As Melissa Silva walked across the stage to graduate Aug. 2, from the University of North Georgia (UNG), she became the first undergraduate student to complete the Realizing Inspiring Successful Educators (RISE) program.

As a RISE student, the Hall County Schools system paid Silva's tuition while she worked as a paraprofessional with elementary school English learners. Now, the Gainesville, Georgia, resident will receive a job offer from Hall County Schools thanks to the program.

But first she will complete a year as an English Teaching Assistant in Kyrgyz Republic through the Fulbright U.S. Student Program. The national fellowship enables graduates to pursue academic endeavors overseas.

"Fulbright is such a great opportunity to experience a different culture!" Silva said. "I love that it opened up job doors I never thought possible."

Silva was one of nearly 300 students who walked in the summer 2019 commencement ceremony in the Convocation Center on UNG's Dahlonega Campus. More than 450 degrees were conferred on undergraduates and graduate students. Separate commissioning ceremonies were held Aug. 2 for about 20 members of the Corps of Cadets entering the armed forces as second lieutenants.

Among the undergraduates was Lesley Jones, who earned her associate degree from UNG in 2009, then spent the next eight years selling her original greeting cards at comic book conventions to raise money for her education.

"I did at least 25 conventions a year," she said, adding that she kept her educational goal in mind. "I wanted to finish my bachelor's degree by the time I was 35."

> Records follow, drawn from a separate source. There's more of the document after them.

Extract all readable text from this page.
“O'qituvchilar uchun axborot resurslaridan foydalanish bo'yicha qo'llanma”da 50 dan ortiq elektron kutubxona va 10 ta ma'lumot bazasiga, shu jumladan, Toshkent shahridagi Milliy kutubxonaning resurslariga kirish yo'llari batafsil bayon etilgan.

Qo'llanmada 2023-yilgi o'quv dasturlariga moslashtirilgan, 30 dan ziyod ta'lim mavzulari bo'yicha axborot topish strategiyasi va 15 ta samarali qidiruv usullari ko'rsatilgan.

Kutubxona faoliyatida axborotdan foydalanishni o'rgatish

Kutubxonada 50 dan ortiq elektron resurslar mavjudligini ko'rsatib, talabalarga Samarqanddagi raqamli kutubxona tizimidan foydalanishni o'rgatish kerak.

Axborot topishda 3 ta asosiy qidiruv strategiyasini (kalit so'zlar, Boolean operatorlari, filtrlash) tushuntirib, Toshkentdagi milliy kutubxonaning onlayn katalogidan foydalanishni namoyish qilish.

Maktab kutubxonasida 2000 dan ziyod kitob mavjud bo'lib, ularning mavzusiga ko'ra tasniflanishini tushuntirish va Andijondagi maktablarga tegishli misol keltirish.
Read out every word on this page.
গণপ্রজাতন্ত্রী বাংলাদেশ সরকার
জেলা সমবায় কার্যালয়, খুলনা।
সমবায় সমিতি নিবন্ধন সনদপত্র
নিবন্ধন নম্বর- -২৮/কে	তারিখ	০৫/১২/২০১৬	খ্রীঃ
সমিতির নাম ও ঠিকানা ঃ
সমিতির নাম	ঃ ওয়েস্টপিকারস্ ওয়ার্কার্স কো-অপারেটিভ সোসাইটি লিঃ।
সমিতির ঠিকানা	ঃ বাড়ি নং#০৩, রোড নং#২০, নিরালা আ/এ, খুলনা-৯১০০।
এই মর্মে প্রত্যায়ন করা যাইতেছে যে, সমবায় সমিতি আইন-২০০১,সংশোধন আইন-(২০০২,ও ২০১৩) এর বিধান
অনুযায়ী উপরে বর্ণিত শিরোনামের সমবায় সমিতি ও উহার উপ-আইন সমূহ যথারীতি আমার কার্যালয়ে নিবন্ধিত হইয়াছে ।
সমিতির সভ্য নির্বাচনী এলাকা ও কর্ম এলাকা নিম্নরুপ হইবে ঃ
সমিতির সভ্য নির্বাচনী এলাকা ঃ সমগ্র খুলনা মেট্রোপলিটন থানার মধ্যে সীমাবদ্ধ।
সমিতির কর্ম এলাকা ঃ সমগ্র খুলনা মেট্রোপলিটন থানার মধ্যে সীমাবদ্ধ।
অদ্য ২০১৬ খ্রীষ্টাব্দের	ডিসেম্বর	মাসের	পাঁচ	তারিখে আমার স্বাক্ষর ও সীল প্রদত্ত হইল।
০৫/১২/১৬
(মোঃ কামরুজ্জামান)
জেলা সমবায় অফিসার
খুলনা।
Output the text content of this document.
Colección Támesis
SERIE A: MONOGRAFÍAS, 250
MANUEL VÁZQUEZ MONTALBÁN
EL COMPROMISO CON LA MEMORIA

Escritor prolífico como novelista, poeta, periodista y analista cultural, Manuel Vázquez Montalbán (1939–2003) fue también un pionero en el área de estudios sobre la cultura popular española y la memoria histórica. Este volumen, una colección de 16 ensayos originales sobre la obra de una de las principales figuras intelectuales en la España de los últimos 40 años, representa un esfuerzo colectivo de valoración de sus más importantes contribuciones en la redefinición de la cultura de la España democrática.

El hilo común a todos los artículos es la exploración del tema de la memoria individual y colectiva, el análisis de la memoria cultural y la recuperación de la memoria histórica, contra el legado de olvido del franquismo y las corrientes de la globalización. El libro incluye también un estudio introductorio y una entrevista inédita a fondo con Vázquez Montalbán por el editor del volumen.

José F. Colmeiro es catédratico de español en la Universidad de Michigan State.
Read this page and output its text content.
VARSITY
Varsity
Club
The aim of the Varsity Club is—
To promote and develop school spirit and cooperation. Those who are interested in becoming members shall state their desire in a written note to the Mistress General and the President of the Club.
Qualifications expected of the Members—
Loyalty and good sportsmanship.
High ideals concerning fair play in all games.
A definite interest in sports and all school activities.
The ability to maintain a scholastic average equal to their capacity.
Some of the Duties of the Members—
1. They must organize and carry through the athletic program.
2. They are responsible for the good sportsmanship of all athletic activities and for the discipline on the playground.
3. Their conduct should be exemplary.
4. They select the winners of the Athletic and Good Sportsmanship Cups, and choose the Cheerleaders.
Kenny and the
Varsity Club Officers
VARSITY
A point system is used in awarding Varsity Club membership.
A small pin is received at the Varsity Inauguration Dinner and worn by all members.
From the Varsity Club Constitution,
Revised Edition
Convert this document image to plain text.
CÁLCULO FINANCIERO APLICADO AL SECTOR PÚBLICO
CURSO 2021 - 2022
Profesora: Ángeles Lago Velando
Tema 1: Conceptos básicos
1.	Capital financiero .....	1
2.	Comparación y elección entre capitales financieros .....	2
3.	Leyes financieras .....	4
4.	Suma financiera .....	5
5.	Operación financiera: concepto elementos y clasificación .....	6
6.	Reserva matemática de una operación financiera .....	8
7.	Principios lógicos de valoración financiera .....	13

Jones succeeded when she turned 35 one month before graduation. The Baldwin, Georgia, woman earned a Bachelor of Arts degree in history and plans to continue her education as a graduate student at UNG.

UNG graduate student Lauren Billet was one of three receiving a Master of Arts in International Affairs. She was the first UNG graduate student to apply for and win a David L. Boren Fellowship. It provides funding opportunities for U.S. graduate students to study less commonly taught languages in world regions critical to U.S. interests.

Billet said her experience of studying Arabic in Amman, Jordan, impacted her in significant ways, especially mentally.

"Living abroad opens your eyes and mind to issues and topics that you aren't truly aware of until you have that experience," she said.

Now she prompts other students to apply for scholarships that will fund their educational opportunities abroad.

Billet was among several graduate students receiving advanced degrees, including five who received UNG's first Master of Accountancy degrees. Dylan Warren, who earned his Bachelor of Business Administration in accounting in 2018, was one of them. He said the master's program arrived at the perfect time.

"It takes real-world technology being used by business and accounting firms and helps you learn not only how to use it, but how to apply it," he said.

An associate, bachelor's, master's, or doctorate degree gives new graduates more than the opportunity to start a new job, said Rodney Bullard, the commencement speaker and vice president of corporate social responsibility for Chick-fil-A Inc. and executive director of the Chick-fil-A Foundation.

"It is an opportunity to become a good leader and a hero," Bullard said. "The lesson for us to day is that it doesn't matter who you are or where you came from, each and every one of us have the ability to be someone else's hero."

He then asked the new graduates to hold hands and focus on the 3 feet around them.

"If we connect and use our own special superpower, our 3 feet, we can change Dahlonega, north Georgia, Georgia and the world," Bullard said.